In sharp sharp contrast was Troy Polamalu, a former, I swear preternatural safety for the Pittsburgh Steelers. Polamalu before every play would bless himself before going on to hospitalize a receiver in midfield or sail over offensive lines at just the right millisecond without getting called for off sides. He’d stop numerous plays from ever realizing that way. Not my place really to say whether what he did was somehow divinely backed or not. It was ridiculous, though, this ability of his.

These days I find myself making the sign of the cross before and after a lot of my plays. On the way to the can. (In the name of the Father and of the Son and of the Holy Spirit)

Up a treacherous ladder at work to an operator’s nest. (In the name of the Father and of the Son and of the Holy Spirit)

Of course after young blood gets home safely from college. (In the name of the Father and of the Son and of the Holy Spirit).

And the almost header I took at work.
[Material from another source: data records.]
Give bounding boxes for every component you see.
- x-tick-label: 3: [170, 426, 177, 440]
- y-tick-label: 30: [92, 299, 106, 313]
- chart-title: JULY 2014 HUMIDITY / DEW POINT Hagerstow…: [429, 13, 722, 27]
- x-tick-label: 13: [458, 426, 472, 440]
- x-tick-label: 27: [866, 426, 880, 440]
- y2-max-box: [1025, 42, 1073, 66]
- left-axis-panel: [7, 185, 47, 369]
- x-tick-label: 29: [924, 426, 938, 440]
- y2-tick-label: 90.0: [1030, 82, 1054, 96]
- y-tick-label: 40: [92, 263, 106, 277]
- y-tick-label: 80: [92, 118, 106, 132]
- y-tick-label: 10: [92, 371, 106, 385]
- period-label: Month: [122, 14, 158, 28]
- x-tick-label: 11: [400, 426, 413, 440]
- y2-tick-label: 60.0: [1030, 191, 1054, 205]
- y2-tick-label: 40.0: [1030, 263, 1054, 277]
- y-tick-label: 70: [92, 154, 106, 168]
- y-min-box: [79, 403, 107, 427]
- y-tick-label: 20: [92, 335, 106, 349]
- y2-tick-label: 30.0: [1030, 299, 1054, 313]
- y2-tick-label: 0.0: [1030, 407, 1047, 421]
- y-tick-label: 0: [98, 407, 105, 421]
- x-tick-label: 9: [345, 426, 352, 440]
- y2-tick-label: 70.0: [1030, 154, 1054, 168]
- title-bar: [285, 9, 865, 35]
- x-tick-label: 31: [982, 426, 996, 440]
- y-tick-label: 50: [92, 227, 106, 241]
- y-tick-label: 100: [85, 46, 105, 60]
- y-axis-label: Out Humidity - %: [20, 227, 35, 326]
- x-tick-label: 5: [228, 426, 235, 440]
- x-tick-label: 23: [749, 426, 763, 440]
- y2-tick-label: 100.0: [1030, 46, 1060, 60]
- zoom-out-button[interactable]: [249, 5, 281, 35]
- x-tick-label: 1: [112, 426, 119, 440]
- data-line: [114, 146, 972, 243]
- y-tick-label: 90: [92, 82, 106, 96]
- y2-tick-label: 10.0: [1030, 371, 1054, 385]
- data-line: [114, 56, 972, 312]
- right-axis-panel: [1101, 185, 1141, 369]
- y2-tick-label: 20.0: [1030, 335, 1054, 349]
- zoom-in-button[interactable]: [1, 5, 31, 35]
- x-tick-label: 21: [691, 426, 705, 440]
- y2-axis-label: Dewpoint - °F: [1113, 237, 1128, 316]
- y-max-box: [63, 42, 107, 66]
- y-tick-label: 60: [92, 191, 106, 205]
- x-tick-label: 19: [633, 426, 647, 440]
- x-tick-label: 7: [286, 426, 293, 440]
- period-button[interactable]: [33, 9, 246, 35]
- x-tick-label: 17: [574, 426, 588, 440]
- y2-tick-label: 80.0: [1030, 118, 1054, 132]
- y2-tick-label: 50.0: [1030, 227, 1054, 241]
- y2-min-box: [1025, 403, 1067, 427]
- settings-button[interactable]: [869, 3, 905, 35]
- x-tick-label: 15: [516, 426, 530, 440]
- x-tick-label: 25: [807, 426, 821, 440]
Shit, that was close. (In the name of the Father, Son and Holy Spirit).

The light would almost extinguish a few times last year on me finding work. Do I have to sell the house; over and over this pain in the ass question inside my tortured head. How in the hell was I going to pay for a college tuition without a damn job?

And then? In the name of the Father, Son and Holy Spirit.

In traffic.

I did it all discreetly. Between Him and I and whatever fly may have been on the wall that day. But not today. Today I sing, In the name of the Father, Son and Holy Spirit. Today I seek celebration. In Him, His Coming, His Life.

Today, there’s nothing to be discreet about.

Merry Christmas from Things Men Carry.